Risk factors in lacunar syndromes: a case‐control study

ABSTRACT— The association between some hypothetical risk factors (previous TIA, hypertension, ECG ischemic abnormalities, diabetes, cigarette smoking, atrial fibrillation, hypercholesterolemia, hypertriglyceridemia, high hematocrit) and lacunar syndromes has been evaluated by a matched sample case‐control study involving 108 consecutive, incident cases with lacunar syndrome and 216 hospital control subjects, matched for sex and age. A significant increase of Relative Risk (RR) has been shown for: 1. Previous history of TIA; 2. Hypertension; 3. Smoking; 4. Diabetes. No relevance was shown for: 1. Atrial fibrillation; 2. Hypercholesterolemia; 3. Hypertriglyceridemia; 4. High hematocrit.

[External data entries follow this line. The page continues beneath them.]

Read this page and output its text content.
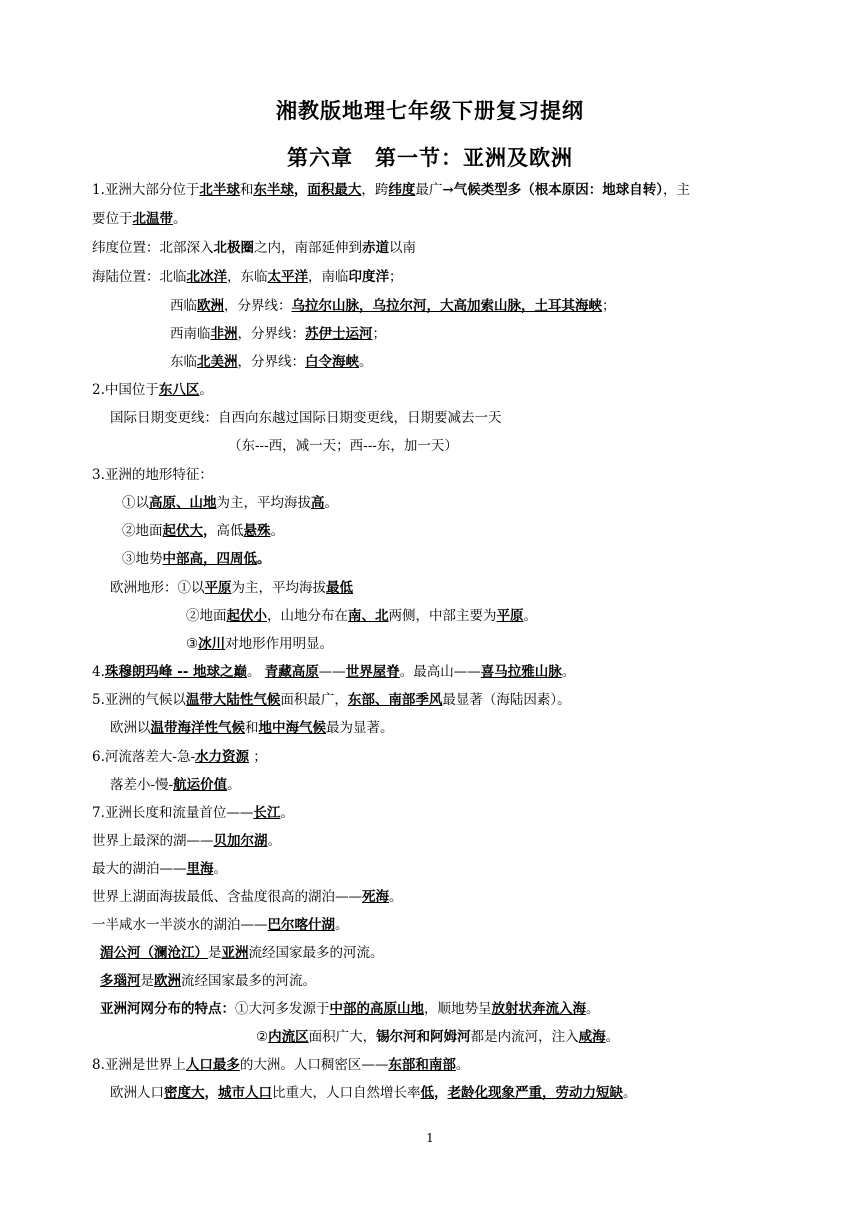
湘教版地理七年级下册复习提纲
第六章　第一节：亚洲及欧洲
1.亚洲大部分位于北半球和东半球，面积最大，跨纬度最广→气候类型多（根本原因：地球自转），主
要位于北温带。
纬度位置：北部深入北极圈之内，南部延伸到赤道以南
海陆位置：北临北冰洋，东临太平洋，南临印度洋；
西临欧洲，分界线：乌拉尔山脉，乌拉尔河，大高加索山脉，土耳其海峡；
西南临非洲，分界线：苏伊士运河；
东临北美洲，分界线：白令海峡。
2.中国位于东八区。
国际日期变更线：自西向东越过国际日期变更线，日期要减去一天
（东---西，减一天；西---东，加一天）
3.亚洲的地形特征：
①以高原、山地为主，平均海拔高。
②地面起伏大，高低悬殊。
③地势中部高，四周低。
欧洲地形：①以平原为主，平均海拔最低
②地面起伏小，山地分布在南、北两侧，中部主要为平原。
③冰川对地形作用明显。
4.珠穆朗玛峰 -- 地球之巅。 青藏高原——世界屋脊。最高山——喜马拉雅山脉。
5.亚洲的气候以温带大陆性气候面积最广，东部、南部季风最显著（海陆因素）。
欧洲以温带海洋性气候和地中海气候最为显著。
6.河流落差大-急-水力资源 ；
落差小-慢-航运价值。
7.亚洲长度和流量首位——长江。
世界上最深的湖——贝加尔湖。
最大的湖泊——里海。
世界上湖面海拔最低、含盐度很高的湖泊——死海。
一半咸水一半淡水的湖泊——巴尔喀什湖。
湄公河（澜沧江）是亚洲流经国家最多的河流。
多瑙河是欧洲流经国家最多的河流。
亚洲河网分布的特点：①大河多发源于中部的高原山地，顺地势呈放射状奔流入海。
②内流区面积广大，锡尔河和阿姆河都是内流河，注入咸海。
8.亚洲是世界上人口最多的大洲。人口稠密区——东部和南部。
欧洲人口密度大，城市人口比重大，人口自然增长率低，老龄化现象严重，劳动力短缺。
1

The analysis of the triplets of subjects (1 case + 2 controls) without hypertension showed a significant RR increase for: 1. Previous history of TIA; 2. Ischemic cardiac abnormalities; 3. Atrial fibrillation. Such findings support the hypothesis that, in a minority of cases with lacunar syndrome, the pathogenetic mechanism could be different from occlusion of penetrating arteries in hypertensive patients.